Zaporischschja erhält 900 Millionen Hrywnja von internationalen Partnern.

Zaporischschja erhält 900 Millionen Hrywnja von internationalen Partnern
Zaporischschja erhält 900 Millionen Hrywnja von internationalen Partnern

Internationale Finanzspritze für die Stadt

Nach Angaben von Novyny.live: Die kommissarische Bürgermeisterin von Saporischschja, Regina Chartschenko, gab bekannt, dass die Stadt fast 900 Millionen Hrywnja (umgerechnet etwa 21 Millionen Euro) von internationalen Organisationen und Partnerstädten eingeworben hat. Diese Mittel fließen in den Stadthaushalt für 2025, der insgesamt über 11 Milliarden Hrywnja umfasst. Die Verwendung der Gelder folgt klar definierten Prioritäten der Stadtverwaltung.

Regina Chartschenko betonte: 'Fast 900 Millionen Hrywnja haben wir von internationalen Organisationen und unseren Partnerstädten erhalten.'

Ein Großteil der Summe besteht aus staatlichen Zuweisungen, die unter anderem für die Gehälter von Lehrkräften und den Wiederaufbau der Infrastruktur bestimmt sind.

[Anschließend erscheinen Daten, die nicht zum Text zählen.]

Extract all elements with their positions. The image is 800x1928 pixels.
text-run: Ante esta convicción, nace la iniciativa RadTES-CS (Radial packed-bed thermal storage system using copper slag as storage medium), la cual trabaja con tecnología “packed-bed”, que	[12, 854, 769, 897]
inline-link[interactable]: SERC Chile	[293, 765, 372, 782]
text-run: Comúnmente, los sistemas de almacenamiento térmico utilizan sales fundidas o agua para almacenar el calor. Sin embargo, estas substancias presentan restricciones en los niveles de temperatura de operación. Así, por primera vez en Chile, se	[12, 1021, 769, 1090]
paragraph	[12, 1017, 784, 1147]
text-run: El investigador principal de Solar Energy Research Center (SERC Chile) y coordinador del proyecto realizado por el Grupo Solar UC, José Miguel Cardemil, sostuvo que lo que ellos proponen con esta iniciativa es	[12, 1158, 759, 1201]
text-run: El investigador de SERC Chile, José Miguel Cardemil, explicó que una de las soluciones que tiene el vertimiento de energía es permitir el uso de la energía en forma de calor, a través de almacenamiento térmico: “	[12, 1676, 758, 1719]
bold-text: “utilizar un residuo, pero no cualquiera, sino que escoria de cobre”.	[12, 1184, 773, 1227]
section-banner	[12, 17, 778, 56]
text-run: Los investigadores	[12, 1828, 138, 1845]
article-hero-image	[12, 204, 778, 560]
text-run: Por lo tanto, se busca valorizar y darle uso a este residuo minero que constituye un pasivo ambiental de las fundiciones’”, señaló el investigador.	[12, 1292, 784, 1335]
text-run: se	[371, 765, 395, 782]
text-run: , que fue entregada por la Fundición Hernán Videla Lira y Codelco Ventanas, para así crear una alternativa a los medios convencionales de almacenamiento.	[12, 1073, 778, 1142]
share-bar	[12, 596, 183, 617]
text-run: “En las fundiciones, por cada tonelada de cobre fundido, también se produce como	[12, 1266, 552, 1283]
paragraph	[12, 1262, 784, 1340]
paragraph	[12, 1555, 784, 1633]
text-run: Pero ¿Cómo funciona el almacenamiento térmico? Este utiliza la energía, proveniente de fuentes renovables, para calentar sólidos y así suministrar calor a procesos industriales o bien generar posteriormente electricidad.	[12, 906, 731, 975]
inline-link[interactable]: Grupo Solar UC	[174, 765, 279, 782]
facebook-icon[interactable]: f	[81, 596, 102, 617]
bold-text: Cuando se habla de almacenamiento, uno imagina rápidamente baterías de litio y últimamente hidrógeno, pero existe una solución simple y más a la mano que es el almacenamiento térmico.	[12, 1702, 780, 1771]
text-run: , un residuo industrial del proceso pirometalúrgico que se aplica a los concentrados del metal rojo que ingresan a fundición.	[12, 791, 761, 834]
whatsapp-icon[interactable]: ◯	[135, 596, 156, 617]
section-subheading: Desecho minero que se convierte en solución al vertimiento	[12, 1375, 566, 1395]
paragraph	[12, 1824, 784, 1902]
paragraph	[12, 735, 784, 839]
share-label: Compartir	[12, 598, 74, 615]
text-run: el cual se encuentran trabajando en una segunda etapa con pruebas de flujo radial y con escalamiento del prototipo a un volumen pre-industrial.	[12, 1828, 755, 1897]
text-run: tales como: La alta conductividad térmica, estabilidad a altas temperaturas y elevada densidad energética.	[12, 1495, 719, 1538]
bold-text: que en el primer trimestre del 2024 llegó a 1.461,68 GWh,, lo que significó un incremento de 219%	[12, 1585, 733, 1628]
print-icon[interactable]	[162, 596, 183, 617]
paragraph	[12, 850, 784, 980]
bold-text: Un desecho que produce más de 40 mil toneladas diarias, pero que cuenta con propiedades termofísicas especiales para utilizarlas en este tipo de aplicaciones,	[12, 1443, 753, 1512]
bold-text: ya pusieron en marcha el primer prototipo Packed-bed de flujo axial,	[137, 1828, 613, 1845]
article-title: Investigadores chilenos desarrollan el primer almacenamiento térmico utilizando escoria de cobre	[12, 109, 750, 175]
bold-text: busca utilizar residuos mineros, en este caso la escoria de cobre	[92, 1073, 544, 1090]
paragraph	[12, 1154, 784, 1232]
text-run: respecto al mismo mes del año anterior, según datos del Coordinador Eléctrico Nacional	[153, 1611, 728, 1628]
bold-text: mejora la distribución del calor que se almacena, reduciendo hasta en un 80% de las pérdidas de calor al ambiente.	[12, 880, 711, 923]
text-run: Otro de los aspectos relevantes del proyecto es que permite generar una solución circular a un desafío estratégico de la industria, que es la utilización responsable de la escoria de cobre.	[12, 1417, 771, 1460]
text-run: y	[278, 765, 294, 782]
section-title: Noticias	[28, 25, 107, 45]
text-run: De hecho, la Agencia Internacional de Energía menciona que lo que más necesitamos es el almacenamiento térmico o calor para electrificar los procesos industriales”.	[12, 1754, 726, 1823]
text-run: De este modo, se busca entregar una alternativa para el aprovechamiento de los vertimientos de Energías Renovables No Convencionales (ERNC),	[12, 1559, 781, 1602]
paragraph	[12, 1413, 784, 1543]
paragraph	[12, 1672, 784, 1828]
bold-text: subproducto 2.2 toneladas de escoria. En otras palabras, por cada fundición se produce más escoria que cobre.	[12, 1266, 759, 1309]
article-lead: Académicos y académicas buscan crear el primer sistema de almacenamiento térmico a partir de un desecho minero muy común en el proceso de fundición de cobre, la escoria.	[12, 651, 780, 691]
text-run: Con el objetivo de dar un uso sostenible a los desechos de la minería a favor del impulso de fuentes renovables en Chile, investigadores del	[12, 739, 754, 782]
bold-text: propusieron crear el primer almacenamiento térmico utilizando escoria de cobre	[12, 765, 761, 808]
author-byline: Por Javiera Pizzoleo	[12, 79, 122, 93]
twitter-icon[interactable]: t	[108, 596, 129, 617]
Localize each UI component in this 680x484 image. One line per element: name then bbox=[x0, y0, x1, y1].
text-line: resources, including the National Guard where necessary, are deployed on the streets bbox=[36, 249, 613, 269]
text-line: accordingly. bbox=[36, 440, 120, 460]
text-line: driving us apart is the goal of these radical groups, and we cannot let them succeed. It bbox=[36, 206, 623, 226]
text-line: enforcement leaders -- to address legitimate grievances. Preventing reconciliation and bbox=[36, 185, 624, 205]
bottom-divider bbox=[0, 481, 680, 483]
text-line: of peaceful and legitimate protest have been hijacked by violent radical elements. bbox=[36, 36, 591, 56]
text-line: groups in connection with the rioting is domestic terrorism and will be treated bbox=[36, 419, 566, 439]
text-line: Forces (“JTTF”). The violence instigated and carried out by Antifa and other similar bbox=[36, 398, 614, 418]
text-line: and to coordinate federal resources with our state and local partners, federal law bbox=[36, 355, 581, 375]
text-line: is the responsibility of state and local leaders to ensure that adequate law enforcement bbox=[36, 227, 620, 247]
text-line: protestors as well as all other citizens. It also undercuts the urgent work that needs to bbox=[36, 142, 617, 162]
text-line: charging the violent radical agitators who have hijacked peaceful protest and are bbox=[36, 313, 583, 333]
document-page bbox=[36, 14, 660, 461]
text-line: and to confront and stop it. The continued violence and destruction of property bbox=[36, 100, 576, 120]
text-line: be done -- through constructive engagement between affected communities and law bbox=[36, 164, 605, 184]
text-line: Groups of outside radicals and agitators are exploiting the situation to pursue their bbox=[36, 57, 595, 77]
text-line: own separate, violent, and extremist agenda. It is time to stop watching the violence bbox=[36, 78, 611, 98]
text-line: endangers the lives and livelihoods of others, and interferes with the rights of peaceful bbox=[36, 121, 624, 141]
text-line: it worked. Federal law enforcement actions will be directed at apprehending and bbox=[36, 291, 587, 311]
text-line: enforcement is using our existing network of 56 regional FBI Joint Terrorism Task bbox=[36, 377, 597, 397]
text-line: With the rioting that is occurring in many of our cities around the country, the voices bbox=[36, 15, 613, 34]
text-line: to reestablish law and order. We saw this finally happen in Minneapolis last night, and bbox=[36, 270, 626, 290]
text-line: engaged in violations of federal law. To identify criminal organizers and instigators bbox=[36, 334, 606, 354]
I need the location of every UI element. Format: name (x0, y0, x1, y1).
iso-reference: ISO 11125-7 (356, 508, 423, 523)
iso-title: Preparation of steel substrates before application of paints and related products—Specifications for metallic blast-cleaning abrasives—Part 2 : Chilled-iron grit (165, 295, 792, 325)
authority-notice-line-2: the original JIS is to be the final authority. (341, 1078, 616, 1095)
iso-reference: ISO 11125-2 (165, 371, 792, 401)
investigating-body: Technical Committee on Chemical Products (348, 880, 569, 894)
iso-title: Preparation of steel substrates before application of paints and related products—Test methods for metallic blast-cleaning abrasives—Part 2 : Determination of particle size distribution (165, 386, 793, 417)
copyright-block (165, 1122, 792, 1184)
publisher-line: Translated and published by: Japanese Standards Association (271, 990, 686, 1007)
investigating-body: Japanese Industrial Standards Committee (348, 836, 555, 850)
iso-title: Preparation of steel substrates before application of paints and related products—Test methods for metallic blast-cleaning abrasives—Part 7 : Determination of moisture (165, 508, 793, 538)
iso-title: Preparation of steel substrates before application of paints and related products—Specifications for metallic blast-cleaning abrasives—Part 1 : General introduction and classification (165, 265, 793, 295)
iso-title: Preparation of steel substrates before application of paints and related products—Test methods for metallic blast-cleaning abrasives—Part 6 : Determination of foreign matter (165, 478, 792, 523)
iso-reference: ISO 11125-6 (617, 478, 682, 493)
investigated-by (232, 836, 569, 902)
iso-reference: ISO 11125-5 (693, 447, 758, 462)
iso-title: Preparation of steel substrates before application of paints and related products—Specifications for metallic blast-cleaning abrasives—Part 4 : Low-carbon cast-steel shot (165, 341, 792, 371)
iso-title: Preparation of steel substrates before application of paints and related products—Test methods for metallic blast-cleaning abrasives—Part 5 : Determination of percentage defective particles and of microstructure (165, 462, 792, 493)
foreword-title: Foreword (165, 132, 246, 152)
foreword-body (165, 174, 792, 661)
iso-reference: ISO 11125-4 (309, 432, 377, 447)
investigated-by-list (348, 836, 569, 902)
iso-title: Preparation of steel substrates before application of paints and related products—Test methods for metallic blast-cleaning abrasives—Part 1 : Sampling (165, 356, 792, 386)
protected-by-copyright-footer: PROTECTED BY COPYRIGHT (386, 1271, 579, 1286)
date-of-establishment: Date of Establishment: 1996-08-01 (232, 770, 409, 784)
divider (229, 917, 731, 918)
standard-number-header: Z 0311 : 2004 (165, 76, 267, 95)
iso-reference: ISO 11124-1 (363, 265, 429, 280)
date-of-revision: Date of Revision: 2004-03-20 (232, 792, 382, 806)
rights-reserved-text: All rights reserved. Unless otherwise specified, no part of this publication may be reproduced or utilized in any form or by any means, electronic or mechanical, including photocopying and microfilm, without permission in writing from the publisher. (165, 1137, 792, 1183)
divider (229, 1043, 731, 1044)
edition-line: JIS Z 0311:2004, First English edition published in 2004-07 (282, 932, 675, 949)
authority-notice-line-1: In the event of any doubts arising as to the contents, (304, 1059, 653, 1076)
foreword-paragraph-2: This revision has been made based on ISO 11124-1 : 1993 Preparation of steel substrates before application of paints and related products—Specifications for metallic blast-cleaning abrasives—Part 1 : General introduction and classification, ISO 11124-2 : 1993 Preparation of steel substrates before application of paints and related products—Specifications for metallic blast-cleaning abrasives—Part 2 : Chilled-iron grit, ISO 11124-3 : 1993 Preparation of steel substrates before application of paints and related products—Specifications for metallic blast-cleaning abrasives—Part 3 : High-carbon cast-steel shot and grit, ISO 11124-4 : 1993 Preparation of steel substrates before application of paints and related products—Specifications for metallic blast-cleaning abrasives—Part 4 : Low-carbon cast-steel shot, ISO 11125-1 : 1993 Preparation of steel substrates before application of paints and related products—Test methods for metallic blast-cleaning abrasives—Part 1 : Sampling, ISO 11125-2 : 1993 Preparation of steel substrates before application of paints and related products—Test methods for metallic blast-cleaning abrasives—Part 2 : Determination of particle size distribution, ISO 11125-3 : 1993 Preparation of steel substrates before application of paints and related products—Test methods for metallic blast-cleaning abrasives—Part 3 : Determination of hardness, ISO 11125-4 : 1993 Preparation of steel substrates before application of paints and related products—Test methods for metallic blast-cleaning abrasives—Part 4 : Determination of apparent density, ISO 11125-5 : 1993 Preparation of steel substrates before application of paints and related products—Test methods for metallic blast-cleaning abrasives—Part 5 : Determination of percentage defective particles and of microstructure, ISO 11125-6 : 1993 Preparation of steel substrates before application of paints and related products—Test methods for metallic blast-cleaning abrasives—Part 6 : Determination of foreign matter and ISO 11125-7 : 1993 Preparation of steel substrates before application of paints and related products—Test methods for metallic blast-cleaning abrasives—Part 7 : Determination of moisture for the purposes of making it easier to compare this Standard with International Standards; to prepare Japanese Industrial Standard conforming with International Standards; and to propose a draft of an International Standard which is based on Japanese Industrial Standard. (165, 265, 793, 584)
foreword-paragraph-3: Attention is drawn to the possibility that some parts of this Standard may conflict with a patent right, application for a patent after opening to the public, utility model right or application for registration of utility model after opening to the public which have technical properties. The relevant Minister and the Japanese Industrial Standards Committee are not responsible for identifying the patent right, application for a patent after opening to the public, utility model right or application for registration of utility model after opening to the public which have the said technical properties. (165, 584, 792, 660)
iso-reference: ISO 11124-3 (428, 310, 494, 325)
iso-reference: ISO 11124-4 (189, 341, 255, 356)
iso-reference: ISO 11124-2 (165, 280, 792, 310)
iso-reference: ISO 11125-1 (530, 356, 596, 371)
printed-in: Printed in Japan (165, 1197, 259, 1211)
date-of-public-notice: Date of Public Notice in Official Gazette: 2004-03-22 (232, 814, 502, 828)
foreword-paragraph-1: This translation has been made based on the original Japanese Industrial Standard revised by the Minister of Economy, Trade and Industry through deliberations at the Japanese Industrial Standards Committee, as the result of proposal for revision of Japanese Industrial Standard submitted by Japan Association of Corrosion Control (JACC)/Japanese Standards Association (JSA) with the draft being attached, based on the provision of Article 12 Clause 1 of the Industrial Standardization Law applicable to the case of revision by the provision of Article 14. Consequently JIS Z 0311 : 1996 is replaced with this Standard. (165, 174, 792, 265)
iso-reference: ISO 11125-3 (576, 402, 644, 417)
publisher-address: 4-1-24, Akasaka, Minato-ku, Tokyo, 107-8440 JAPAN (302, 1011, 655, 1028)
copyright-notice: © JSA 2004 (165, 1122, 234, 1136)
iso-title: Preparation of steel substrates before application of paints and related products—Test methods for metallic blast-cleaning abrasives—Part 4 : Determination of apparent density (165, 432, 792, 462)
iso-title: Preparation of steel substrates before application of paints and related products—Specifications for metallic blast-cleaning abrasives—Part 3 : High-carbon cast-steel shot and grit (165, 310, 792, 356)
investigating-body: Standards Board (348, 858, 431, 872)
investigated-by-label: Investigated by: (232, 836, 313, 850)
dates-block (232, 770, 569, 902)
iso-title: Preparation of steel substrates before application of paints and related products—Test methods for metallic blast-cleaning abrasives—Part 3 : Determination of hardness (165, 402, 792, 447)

Die Stadtverwaltung hat bereits konkrete Schwerpunkte für den Einsatz der Finanzmittel festgelegt. Dazu zählen:

  • Die Beseitigung von Kriegsschäden nach russischen Angriffen,
  • Direkthilfen für betroffene Bürgerinnen und Bürger,
  • Die Bezahlung von Mitarbeitern in systemrelevanten Diensten, die rund um die Uhr im Einsatz sind.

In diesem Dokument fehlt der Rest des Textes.